On the subject of love interests, urban fantasy also tends to feature heroines with a strong sense of sexual agency. CAMBION’S LAW explores the junctions of sex, power, and agency explicitly through Lily’s half-succubus nature and includes a non-zero amount of gentle, consent-based kink. Lily’s abilities create a literal kind of power exchange that raises the stakes of intimacy for her and her partners. Her discomfort with the implications of these dynamics and how to ethically use her power give rise to some of the core conflicts in the book. Is it even possible for her to have a healthy relationship, given her predelictions? At the beginning of the book, she has decided that it isn’t possible, but she will soon meet someone who raises a compelling argument to the contrary.
Supernatural Noir
There’s something else I love about urban fantasy: its roots in classic noir and hardboiled detective fiction. I think urban fantasy is noir’s spiritual successor. Like noir, it often takes a gritty, realistic, even cynical view of humanity and human institutions. Like noir, it’s concerned with justice, crime, and punishment. Like noir, it’s deeply grounded in place, in the bustle and isolation that go hand and hand in big cities. And like noir, it thrives in moral gray areas with flawed protagonists. Noir is a subgenre that skews masculine in my mind, so urban fantasy flips that literary tradition, too.

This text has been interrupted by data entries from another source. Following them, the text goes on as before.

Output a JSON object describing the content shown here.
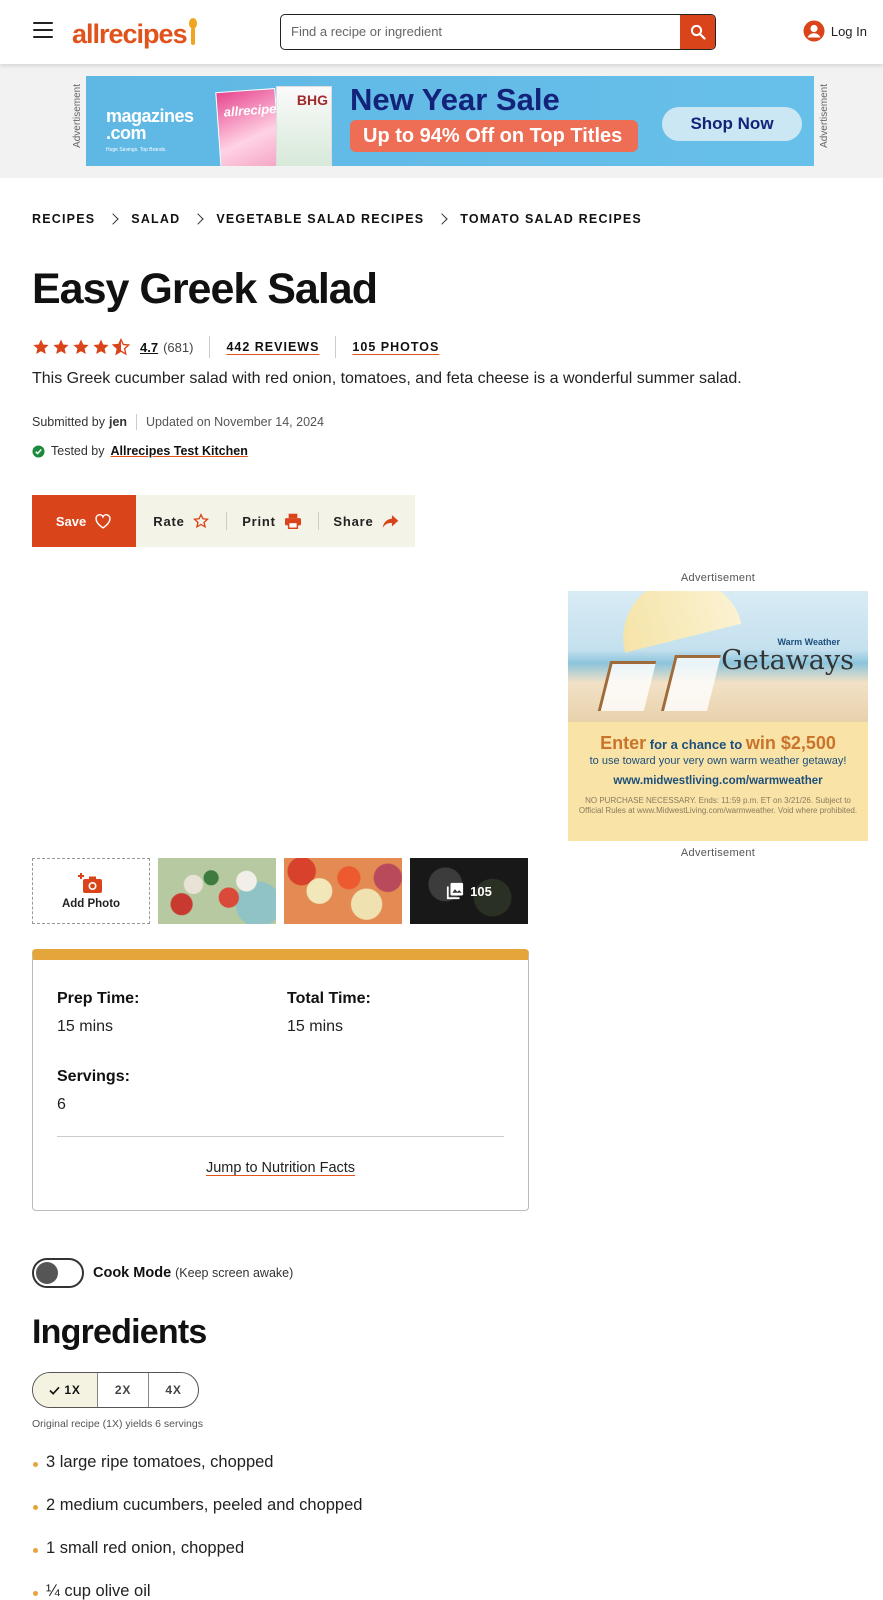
{
  "header": {
    "logo_text": "allrecipes",
    "search_placeholder": "Find a recipe or ingredient",
    "login_label": "Log In"
  },
  "top_ad": {
    "label": "Advertisement",
    "brand": "magazines",
    "brand_tld": ".com",
    "brand_tagline": "Huge Savings. Top Brands.",
    "cover1_title": "allrecipes",
    "cover2_title": "BHG",
    "headline": "New Year Sale",
    "offer": "Up to 94% Off on Top Titles",
    "cta": "Shop Now"
  },
  "breadcrumbs": [
    "RECIPES",
    "SALAD",
    "VEGETABLE SALAD RECIPES",
    "TOMATO SALAD RECIPES"
  ],
  "recipe": {
    "title": "Easy Greek Salad",
    "rating": "4.7",
    "rating_count": "(681)",
    "rating_stars": 4.5,
    "reviews": "442 REVIEWS",
    "photos": "105 PHOTOS",
    "description": "This Greek cucumber salad with red onion, tomatoes, and feta cheese is a wonderful summer salad.",
    "submitted_prefix": "Submitted by",
    "author": "jen",
    "updated": "Updated on November 14, 2024",
    "tested_prefix": "Tested by",
    "tested_by": "Allrecipes Test Kitchen"
  },
  "actions": {
    "save": "Save",
    "rate": "Rate",
    "print": "Print",
    "share": "Share"
  },
  "side_ad": {
    "label_top": "Advertisement",
    "label_bottom": "Advertisement",
    "small_title": "Warm Weather",
    "title": "Getaways",
    "enter": "Enter",
    "for_chance": " for a chance to ",
    "win": "win $2,500",
    "line2": "to use toward your very own warm weather getaway!",
    "url": "www.midwestliving.com/warmweather",
    "fine_print": "NO PURCHASE NECESSARY. Ends: 11:59 p.m. ET on 3/21/26. Subject to Official Rules at www.MidwestLiving.com/warmweather. Void where prohibited."
  },
  "photo_strip": {
    "add_label": "Add Photo",
    "more_count": "105"
  },
  "details": {
    "prep_label": "Prep Time:",
    "prep_value": "15 mins",
    "total_label": "Total Time:",
    "total_value": "15 mins",
    "servings_label": "Servings:",
    "servings_value": "6",
    "jump_label": "Jump to Nutrition Facts"
  },
  "cook_mode": {
    "label": "Cook Mode",
    "sub": "(Keep screen awake)"
  },
  "ingredients": {
    "heading": "Ingredients",
    "scale_options": [
      "1X",
      "2X",
      "4X"
    ],
    "selected_scale": "1X",
    "yields": "Original recipe (1X) yields 6 servings",
    "items": [
      "3 large ripe tomatoes, chopped",
      "2 medium cucumbers, peeled and chopped",
      "1 small red onion, chopped",
      "¼ cup olive oil"
    ]
  },
  "colors": {
    "brand_orange": "#d9441a",
    "accent_gold": "#e4a53b",
    "action_bar_bg": "#f4f3e8"
  }
}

In noir, everyone is fallen, and right and wrong are not clearly defined and maybe not even attainable.
Megan Abbot, Literary Hub, 06/26/2018
I’m a huge fan of classic detective tropes and the mystery genre in general. The “supernatural detective” character, usually the protagonist, is a core trope of urban fantasy, so much so that some have argued it is overdone. In CAMBION’S LAW, Lily is not a detective by trade. But like many a hardboiled gumshoe of the Golden Age, she reluctantly takes on an investigative role after a beautiful and tragic character begs for her help. And as such cases tend to do, this one quickly gets personal.

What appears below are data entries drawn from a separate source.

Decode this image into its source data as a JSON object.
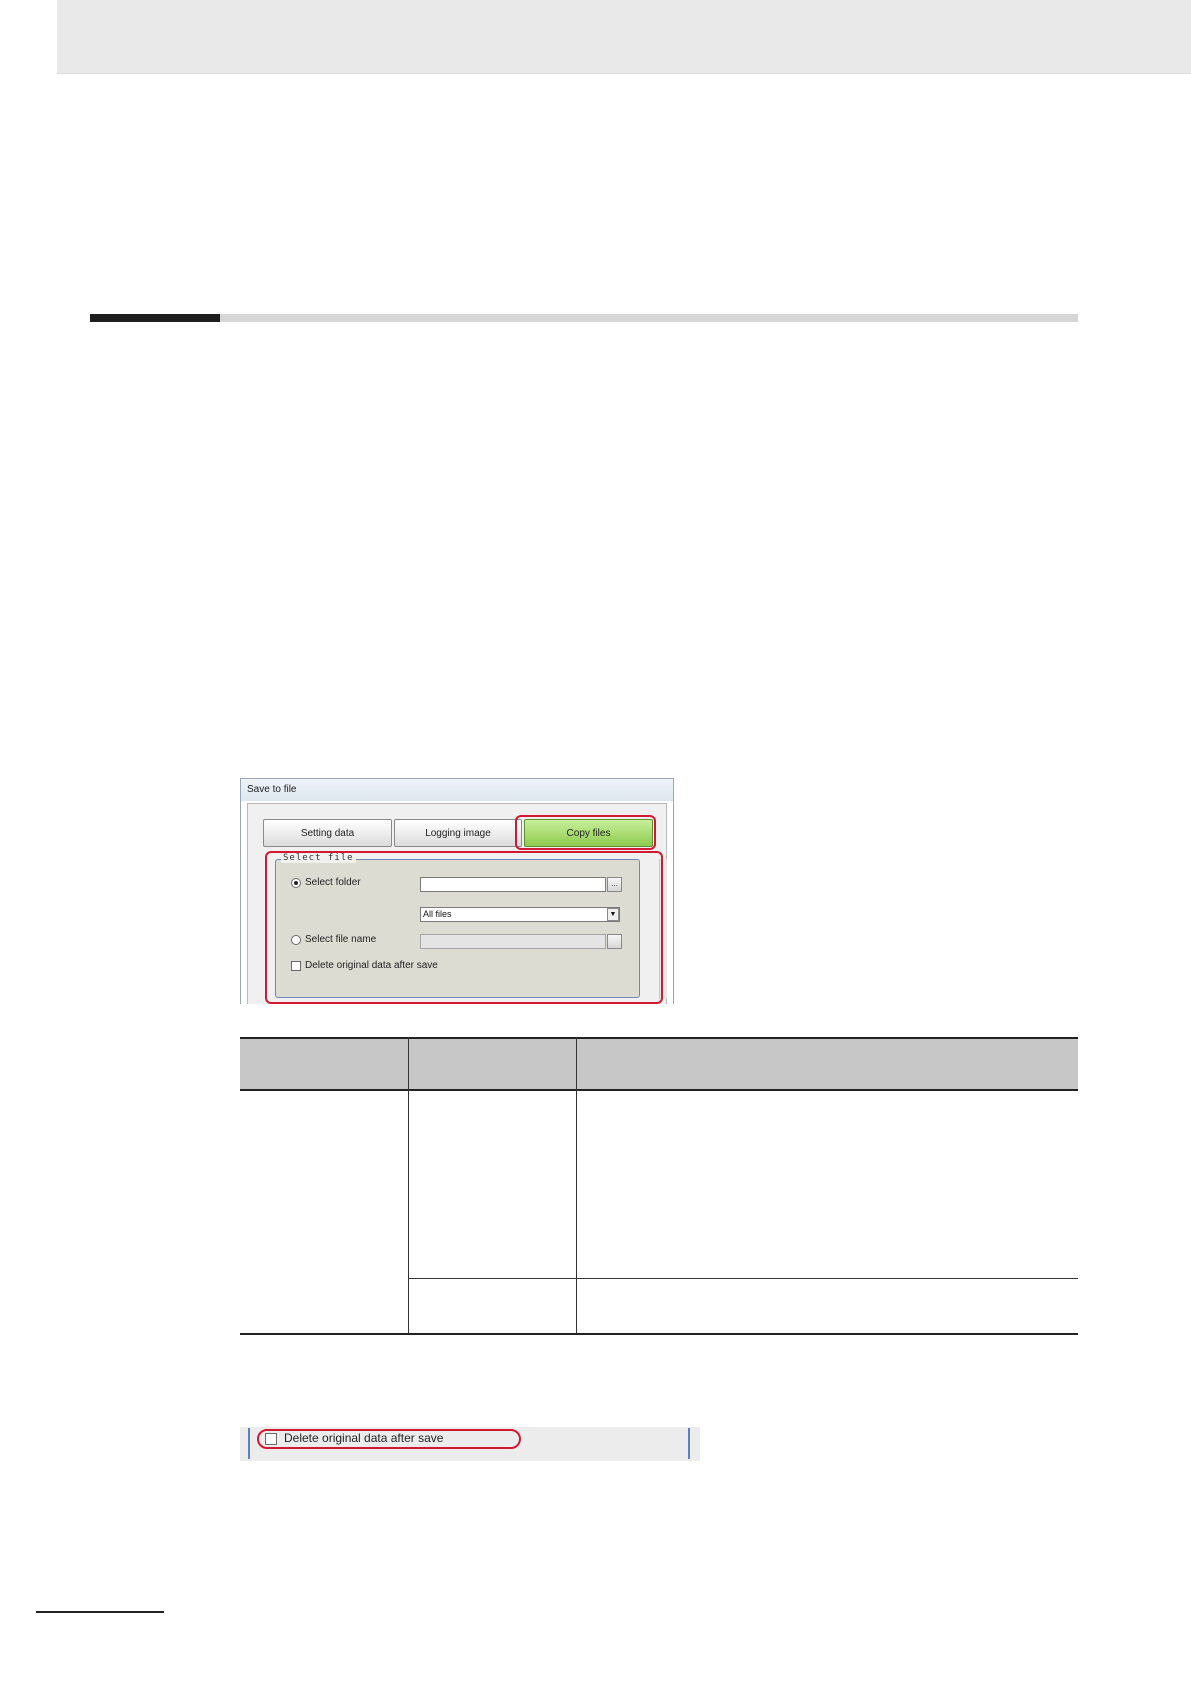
{
  "dialog": {
    "title": "Save to file",
    "tabs": [
      {
        "label": "Setting data"
      },
      {
        "label": "Logging image"
      },
      {
        "label": "Copy files"
      }
    ],
    "active_tab": "Copy files",
    "group": {
      "legend": "Select file",
      "select_folder_label": "Select folder",
      "select_folder_checked": true,
      "folder_path_value": "",
      "browse_label": "...",
      "file_type_value": "All files",
      "select_file_name_label": "Select file name",
      "select_file_name_checked": false,
      "file_name_value": "",
      "delete_original_label": "Delete original data after save",
      "delete_original_checked": false
    }
  },
  "table": {
    "headers": [
      "",
      "",
      ""
    ],
    "rows": []
  },
  "checkbox_strip": {
    "label": "Delete original data after save",
    "checked": false
  },
  "colors": {
    "highlight": "#d01a33",
    "active_tab": "#8ecb4f",
    "group_border": "#6f86b8",
    "table_header": "#c7c7c7"
  }
}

I’m leaning into the noir vibes even more in the sequel to CAMBION’S LAW. Lily loves old movies, which lets me indulge in recurring references to Hitchcock’s oeuvre along with some other favorite mid-20th century classics. The Cambion series definitely draws some of its cultural vocabulary from films like Vertigo, with its grounding in the San Francisco Bay Area’s iconic landmarks.

My fellow 2021 debut author, Kate Myles, got me thinking about noir and its overlap with urban fantasy after I read her fascinating article about dark thrillers on CrimeReads. Her debut thriller, The Receptionist, is out now, so check it out if you are a noir fan! Personally, I don’t think CAMBION’S LAW is as bleak as the books Kate discusses in her article. It fits more into the “hardboiled” detective tropes, in which justice is possible if hard-won. But it definitely toys with noir aesthetics.

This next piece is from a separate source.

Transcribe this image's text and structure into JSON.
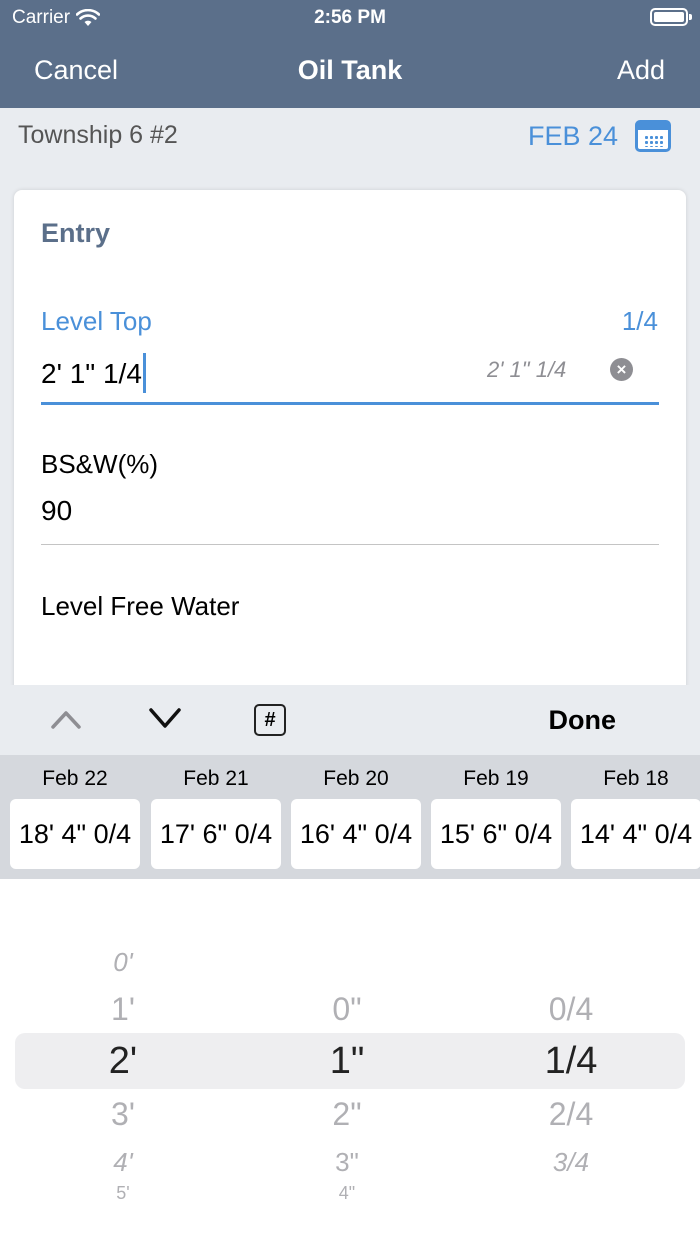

[N]oir demands that we consider the problem of the irredeemable. Sometimes it provides context, considering the interplay of the individual and environment. Sometimes it’s just about accompanying transgressors to hell. But always, noir asks us to stop for a moment, within the safe confines of the written word, and bear witness to their humanity.
Kate Myles, “The Bleakest Noir: a List of Ultra-Dark Thrillers”
“The problem of the irredeemable”: if we’re working with that definition of noir, then CAMBION’S LAW is definitely playing in the same ballpark.
Anyway, I think I’ve nerded out enough about my own book now and will probably have to have a lie-down after I post this. Please tell me your favorite tropes and themes of urban fantasy in the comments!